Dans son dernier roman, Philippe Djian profite du métier de son héros, professeur d'université, pour donner une magistrale leçon de littérature.
Marc, la cinquantaine, est professeur de littérature dans une université de province. Il a tenté, un temps, d'être écrivain. Mais il a finalement compris qu'il faisait fausse route. Il enseigne donc à des étudiants souvent sans talent comment faire résonner une phrase, lui donner du mouvement. Un emploi presque alimentaire qui lui permet en plus de garnir son lit. Marc, en plus d'une grande connaissance de la littérature, a un charme fou qui fait fondre ses étudiantes. Au début du roman, il est au volant de sa Fiat 500. Il fonce sur la route de montagne pour rejoindre sa maison. A ses côtés, Barbara. Une de ses étudiantes. Une des plus douées. Le lendemain matin, en se réveillant, il ne retrouve pas une jeune femme enjouée et heureuse mais un cadavre déjà froid. Que s'est-il passé. Alcool aidant, il ne se souvient de rien. Mais il en sait suffisamment de la vie pour savoir qu'il vaut mieux se débarrasser du cadavre au lieu de prévenir les gendarmes...
Le lecteur d'« Incidences » apprend donc assez rapidement que Marc n'est pas moral. Il jette le corps de Barbara dans un gouffre dont il est seul à connaître la bouche. Et tente de reprendre le cours de sa vie, comme si de rien n'était. Entre ses étudiants, sa sœur qui habite la même maison, et le directeur de l'université.
Entendre sa voix
Il assure ses cours, et c'est là que Philippe Djian se permet de glisser quelques sentences définitives sur l'art d'être écrivain. « Devenir un bon écrivain avant trente ans, voilà bien de la pure fiction à de rares exceptions près, trente ans c'est le minimum du minimum expliquait-il d'emblée à ses étudiants, est-ce que vous croyez qu'on apprend à jouer avec des mots en un jour, ou en cent, que la grâce va vous tomber instantanément du ciel, écoutez-moi, je vais être franc avec vous, comptes vingt ans, comptez vingt ans avant de commencer à entendre votre propre voix, de quelque manière que vous vous y preniez. » Et de remarquer, quelques pages plus loin, toujours dans la bouche de Marc, « N'importe quel crétin est capable de raconter une histoire. La seule affaire et une affaire de rythme, de couleur de sonorité. »

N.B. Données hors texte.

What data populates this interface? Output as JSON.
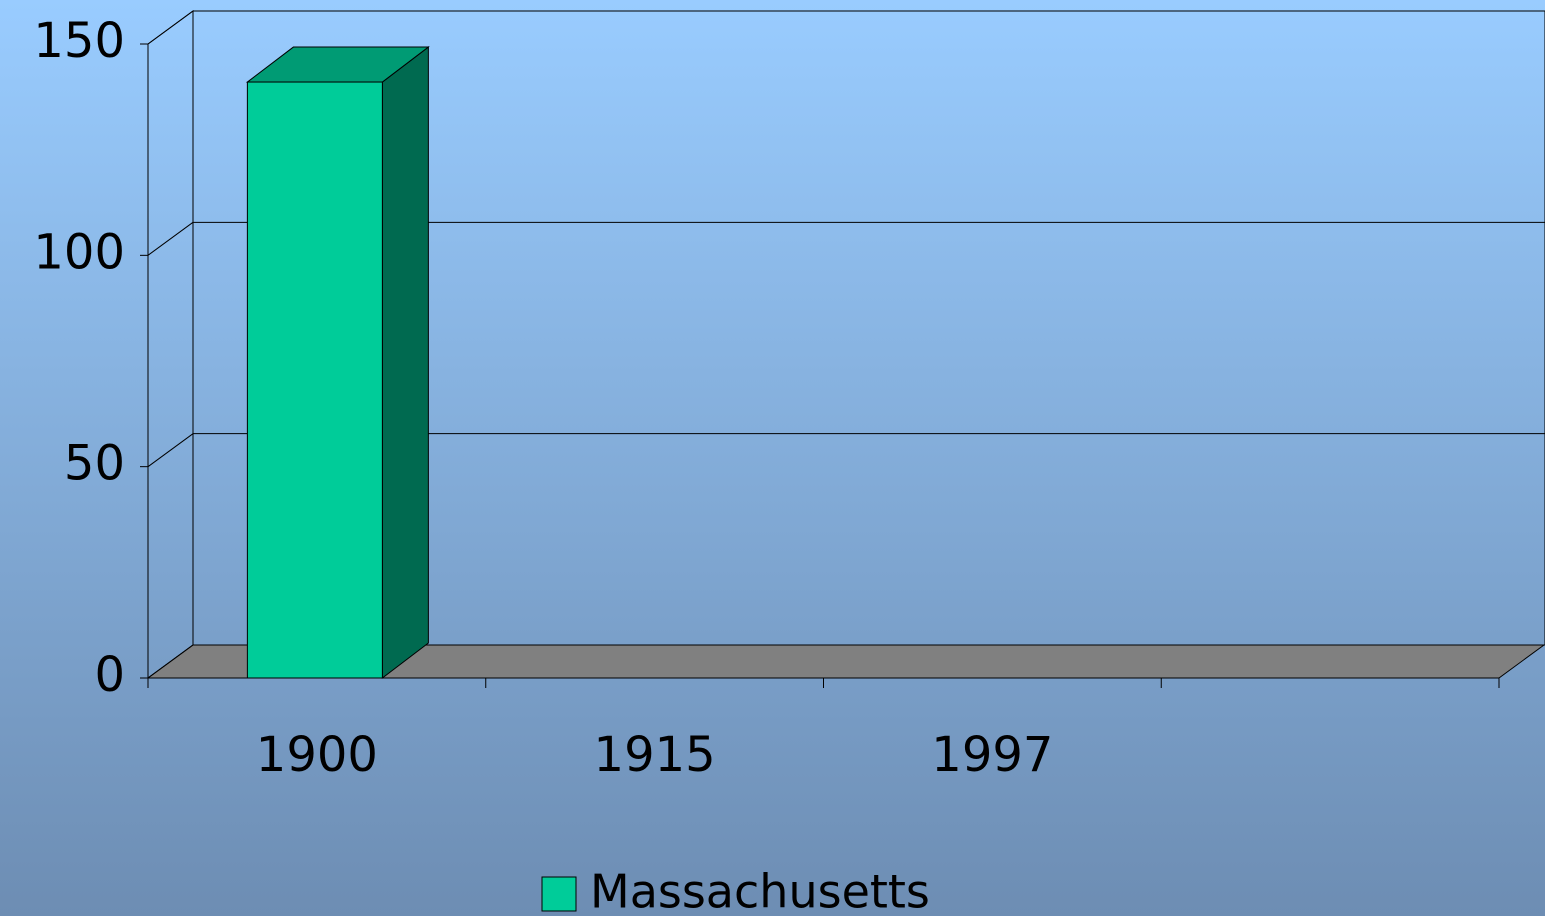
{
  "chart_data": {
    "type": "bar3d",
    "categories": [
      "1900",
      "1915",
      "1997",
      null
    ],
    "series": [
      {
        "name": "Massachusetts",
        "color": "#00cc99",
        "values": [
          141,
          null,
          null,
          null
        ]
      }
    ],
    "ylim": [
      0,
      150
    ],
    "yticks": [
      0,
      50,
      100,
      150
    ],
    "grid": true,
    "legend": "bottom"
  }
}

Le roman, de très léger, va prendre de l'épaisseur, du volume, avec l'arrivée de Myriam, la belle-mère de Barbara. Entre elle et Marc, c'est une folle histoire d'amour qui va exploser. Mais Marc ne partagera pas ses secrets avec Myriam. « Un homme pouvait bien avoir quelques vices, estimait-il, et sans avoir à en rougir. Les épreuves que l'on traversait au cours d'une vie valaient bien ça. » Ce roman de Philippe Djian, comme souvent avec cet auteur foisonnant, entraîne le lecteur vers un monde au bord de la rupture. C'est complètement « borderline » et cela n'en a que plus de force.